I think the methods for immunohistochemistry still need clarification. How did you get the numerical values for the staining intensity in the embryos (for calculating percent of staining)? Which image analysis program did you use?
**Additional information has been added to the methods section (Section 2.5) concerning the measurement of the immunohistochemical staining for myosin. We used Image J for analysis.
I think you could shortly mention in the text that the metal concentrations are nominal concentrations, and that due to absorption to plastic the "real" concentrations may actually have been lower.
**We have added the following text to section 2.2. “We note that these metal concentrations were nominal concentrations, due to the possibility that some absorption to the plastic may have occurred. Therefore, the actual concentrations to which the ZFEs were exposed may actually have been somewhat lower.”

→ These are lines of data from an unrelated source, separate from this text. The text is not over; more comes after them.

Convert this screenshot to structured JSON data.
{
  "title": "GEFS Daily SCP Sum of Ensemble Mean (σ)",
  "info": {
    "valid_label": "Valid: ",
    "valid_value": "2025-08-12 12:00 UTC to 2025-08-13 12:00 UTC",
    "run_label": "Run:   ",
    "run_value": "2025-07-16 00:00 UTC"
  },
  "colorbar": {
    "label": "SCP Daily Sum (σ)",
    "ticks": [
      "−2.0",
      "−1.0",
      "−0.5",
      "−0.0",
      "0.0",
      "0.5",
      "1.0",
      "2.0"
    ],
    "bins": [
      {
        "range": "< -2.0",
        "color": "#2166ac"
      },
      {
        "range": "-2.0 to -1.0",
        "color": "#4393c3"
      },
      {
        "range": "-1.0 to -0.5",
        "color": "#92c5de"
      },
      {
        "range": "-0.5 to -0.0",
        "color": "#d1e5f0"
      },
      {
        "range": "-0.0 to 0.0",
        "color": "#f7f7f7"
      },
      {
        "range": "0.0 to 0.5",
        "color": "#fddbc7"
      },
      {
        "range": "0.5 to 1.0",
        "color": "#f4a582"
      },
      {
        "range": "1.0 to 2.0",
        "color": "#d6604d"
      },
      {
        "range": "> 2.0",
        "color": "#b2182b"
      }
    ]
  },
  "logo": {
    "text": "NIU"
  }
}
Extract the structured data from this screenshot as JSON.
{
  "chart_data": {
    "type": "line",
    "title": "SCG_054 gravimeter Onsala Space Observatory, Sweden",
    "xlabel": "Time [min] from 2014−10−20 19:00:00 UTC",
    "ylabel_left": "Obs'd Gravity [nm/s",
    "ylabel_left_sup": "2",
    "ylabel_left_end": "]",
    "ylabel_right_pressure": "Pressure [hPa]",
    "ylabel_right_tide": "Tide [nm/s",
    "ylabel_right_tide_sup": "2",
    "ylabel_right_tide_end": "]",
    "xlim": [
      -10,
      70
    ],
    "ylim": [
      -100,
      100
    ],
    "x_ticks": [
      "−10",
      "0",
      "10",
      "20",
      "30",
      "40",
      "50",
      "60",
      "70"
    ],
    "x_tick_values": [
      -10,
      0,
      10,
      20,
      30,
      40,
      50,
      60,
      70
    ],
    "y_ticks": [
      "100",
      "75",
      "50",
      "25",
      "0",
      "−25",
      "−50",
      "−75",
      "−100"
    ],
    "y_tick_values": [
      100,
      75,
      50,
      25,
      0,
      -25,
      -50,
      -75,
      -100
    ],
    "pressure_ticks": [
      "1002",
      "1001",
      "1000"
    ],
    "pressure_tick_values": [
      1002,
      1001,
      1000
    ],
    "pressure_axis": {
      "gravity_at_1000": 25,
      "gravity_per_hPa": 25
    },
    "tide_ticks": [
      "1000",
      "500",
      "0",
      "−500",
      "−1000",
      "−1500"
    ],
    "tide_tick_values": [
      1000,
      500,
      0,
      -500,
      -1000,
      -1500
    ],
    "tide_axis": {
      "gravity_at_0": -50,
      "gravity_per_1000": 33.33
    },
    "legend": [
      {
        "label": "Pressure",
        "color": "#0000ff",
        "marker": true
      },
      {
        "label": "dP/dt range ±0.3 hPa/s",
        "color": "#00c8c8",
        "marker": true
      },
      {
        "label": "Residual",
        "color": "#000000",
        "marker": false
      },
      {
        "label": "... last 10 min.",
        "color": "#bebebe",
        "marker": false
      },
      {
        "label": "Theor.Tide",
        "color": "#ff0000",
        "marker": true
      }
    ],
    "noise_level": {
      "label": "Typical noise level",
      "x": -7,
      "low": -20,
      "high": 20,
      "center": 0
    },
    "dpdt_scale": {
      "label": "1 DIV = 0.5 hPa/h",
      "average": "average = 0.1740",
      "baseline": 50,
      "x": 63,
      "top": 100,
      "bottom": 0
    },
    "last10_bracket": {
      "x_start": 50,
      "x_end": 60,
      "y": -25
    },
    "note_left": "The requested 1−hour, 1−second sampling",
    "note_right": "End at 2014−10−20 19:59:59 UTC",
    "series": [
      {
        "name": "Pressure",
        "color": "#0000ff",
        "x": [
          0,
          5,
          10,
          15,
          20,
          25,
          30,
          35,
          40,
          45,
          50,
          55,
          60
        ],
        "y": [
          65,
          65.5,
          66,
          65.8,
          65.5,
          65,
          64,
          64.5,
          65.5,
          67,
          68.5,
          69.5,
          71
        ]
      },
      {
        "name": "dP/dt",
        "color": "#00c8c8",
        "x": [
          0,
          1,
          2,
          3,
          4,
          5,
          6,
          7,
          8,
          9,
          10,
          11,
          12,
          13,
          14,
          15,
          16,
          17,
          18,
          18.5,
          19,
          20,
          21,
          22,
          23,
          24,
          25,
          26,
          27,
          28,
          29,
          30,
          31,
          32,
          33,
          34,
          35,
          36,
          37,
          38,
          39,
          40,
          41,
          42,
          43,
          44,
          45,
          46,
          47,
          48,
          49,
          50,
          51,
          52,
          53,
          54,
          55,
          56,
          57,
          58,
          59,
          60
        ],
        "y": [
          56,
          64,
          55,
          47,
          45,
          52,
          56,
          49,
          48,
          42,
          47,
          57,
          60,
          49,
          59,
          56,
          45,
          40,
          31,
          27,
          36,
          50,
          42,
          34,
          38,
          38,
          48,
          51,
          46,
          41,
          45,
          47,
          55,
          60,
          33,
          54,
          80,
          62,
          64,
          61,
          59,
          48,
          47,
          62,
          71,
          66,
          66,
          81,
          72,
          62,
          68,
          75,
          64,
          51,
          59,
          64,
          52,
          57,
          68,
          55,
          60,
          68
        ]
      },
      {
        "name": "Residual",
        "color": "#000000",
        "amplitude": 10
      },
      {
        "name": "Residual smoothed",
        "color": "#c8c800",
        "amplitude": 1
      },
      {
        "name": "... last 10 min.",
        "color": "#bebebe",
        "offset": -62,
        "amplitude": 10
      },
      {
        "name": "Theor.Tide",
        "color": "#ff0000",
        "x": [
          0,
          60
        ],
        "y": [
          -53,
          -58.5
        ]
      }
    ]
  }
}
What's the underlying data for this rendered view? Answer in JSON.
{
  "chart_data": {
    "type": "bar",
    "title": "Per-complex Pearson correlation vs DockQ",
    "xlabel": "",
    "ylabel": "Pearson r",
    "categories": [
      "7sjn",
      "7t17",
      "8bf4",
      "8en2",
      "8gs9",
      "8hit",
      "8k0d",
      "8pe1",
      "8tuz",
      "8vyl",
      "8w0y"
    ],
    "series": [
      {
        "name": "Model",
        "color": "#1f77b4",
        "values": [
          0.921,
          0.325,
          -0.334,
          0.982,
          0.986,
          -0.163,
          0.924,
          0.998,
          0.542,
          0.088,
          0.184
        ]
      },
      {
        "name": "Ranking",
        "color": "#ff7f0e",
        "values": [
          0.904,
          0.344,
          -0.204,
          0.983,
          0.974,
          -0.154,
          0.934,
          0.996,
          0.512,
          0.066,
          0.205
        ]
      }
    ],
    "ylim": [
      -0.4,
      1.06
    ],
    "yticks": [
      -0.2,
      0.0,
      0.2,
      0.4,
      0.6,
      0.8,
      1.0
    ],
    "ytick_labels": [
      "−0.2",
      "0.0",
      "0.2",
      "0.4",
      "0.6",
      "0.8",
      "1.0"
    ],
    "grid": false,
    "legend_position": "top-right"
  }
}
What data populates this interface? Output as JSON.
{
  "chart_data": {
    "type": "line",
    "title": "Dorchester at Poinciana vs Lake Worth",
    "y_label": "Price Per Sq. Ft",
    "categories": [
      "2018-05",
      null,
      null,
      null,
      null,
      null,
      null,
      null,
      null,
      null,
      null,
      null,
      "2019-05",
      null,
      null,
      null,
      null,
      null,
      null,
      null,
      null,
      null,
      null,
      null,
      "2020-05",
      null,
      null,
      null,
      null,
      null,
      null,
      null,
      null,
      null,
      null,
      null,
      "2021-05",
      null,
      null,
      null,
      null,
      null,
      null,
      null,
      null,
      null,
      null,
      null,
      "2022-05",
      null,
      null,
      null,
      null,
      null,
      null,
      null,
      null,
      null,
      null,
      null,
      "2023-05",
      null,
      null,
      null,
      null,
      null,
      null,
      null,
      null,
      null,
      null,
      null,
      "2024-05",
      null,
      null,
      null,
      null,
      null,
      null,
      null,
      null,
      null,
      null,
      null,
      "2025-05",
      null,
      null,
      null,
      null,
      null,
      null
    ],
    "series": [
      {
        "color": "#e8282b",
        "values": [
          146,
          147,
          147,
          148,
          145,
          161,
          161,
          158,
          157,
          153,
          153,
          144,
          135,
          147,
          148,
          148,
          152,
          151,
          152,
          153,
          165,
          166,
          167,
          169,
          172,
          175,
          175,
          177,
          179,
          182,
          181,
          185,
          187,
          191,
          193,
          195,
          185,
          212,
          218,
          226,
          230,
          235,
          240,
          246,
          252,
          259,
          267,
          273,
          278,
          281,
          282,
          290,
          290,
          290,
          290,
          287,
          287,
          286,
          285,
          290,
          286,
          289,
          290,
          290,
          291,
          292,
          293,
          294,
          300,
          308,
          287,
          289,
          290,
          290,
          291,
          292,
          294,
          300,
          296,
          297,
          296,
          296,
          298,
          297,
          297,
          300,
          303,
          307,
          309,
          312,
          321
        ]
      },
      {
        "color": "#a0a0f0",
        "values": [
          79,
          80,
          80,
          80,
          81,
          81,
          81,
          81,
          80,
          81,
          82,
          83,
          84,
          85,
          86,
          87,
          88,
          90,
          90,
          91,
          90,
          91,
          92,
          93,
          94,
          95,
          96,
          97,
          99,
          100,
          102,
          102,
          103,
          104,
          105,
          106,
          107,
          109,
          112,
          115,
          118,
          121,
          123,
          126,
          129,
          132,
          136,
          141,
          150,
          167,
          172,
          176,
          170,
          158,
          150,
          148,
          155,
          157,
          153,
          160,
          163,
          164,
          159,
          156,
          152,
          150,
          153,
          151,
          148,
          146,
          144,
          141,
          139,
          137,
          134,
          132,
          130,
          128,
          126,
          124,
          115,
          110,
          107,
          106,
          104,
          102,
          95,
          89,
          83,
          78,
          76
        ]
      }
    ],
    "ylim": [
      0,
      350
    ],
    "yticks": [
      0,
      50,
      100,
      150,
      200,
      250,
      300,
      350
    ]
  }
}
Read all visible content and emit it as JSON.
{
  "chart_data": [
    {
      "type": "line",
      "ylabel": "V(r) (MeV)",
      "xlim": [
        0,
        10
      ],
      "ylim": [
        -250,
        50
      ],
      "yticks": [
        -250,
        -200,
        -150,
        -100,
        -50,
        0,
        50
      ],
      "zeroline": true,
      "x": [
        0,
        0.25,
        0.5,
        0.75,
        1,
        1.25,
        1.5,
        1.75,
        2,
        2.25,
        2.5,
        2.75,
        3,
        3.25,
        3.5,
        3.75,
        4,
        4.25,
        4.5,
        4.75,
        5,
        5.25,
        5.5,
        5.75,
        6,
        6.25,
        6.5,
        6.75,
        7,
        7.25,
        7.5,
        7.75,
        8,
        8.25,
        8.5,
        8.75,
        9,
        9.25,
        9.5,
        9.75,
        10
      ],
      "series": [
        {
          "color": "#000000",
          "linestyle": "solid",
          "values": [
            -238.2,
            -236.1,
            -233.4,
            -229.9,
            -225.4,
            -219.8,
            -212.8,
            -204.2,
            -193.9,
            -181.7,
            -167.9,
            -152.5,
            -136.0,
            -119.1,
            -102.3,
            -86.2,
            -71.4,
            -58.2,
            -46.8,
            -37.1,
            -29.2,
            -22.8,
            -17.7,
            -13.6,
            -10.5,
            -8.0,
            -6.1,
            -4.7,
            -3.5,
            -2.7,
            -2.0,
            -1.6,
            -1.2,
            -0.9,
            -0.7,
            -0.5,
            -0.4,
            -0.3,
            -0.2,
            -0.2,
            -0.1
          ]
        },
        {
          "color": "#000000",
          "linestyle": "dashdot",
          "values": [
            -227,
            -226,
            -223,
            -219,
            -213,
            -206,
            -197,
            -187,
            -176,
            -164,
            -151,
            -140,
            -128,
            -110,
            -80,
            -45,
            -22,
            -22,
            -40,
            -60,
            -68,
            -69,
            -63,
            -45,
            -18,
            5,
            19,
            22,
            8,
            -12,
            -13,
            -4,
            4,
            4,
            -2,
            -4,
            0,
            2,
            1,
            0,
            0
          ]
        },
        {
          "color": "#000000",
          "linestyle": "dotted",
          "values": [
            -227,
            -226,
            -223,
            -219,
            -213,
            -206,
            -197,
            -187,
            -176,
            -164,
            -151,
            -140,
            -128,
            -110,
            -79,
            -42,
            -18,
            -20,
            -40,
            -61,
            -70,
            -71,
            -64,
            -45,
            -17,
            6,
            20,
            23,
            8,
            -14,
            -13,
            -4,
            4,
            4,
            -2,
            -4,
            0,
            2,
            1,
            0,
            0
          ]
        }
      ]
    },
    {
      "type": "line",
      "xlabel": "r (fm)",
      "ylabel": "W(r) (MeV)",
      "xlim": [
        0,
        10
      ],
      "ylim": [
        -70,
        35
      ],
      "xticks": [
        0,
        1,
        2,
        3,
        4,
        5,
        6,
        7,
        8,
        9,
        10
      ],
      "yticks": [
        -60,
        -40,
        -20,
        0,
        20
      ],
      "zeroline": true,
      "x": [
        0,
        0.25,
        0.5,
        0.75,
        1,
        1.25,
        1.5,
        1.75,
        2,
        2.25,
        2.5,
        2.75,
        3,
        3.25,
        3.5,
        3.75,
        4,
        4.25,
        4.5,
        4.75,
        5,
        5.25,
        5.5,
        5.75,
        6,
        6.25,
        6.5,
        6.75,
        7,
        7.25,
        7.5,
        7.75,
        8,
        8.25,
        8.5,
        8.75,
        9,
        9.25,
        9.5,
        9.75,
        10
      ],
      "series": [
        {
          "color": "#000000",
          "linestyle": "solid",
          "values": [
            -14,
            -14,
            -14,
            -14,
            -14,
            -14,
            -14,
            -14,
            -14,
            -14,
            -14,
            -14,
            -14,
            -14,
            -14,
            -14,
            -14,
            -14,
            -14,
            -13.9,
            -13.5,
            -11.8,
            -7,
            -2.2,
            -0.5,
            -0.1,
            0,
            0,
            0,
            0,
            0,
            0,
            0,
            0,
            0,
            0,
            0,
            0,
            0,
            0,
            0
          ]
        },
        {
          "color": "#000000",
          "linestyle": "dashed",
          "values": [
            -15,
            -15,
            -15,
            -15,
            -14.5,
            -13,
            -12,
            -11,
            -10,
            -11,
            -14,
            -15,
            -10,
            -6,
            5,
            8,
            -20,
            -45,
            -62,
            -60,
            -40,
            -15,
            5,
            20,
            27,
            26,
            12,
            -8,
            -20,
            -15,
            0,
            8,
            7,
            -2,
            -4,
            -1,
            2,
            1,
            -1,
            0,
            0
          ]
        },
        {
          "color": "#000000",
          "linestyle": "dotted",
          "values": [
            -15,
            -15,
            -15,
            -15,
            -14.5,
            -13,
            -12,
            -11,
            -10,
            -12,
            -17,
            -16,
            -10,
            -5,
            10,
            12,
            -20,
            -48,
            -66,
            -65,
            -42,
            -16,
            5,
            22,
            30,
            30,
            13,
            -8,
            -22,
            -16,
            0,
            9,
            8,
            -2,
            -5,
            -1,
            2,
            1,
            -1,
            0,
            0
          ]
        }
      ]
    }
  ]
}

The marking of statistical difference in figures is incorrect. If you mark the similarity with the same letter in a correct way, you do not need to explain in the figure caption anything else but state that “statistical similarity is denoted with the same letter”. Thus, for example Fig. 1B you would mark control and Cd 0.015 with “a”, Cd 0.15 and Cd 0.705 with “ab” and Cd 1.5 with “b”, to mean that there is statistical difference between control and Cd 1.5, and between Cd 0.015 and Cd 1.5. In the same way, Fig. 1D mark control with “a”; Ni 0.1 with “ab” (statistically similar with control, Ni 0.5, and Ni 2.5); Ni 0.5 with “abc” (statistically similar to all); Ni 2.5 with “bc” (statistically similar to all other but control) and Ni 5 with “c” (statistically similar to Ni 0.5 and Ni 2.5). Correct all other figures in the same way.
**As suggested, we have revised the letters used to indicate the significant differences and simplified the labeling in the graphs to comply with the reviewer's suggestion. In the legend for Figure 1, we have noted “Note: In all figures, within a given panel statistical similarity is denoted with the same letter (p<0.05).”
Also, there are some typos and other mistakes that are either new or that I did not spot in the first version. So I recommend a careful proof-reading. For example, the first sentence of the abstract does not make sense, and the reference list contains many typos.
**We have clarified the first sentence of the abstract. We have checked the manuscript for additional typographical errors, and we have revised the references.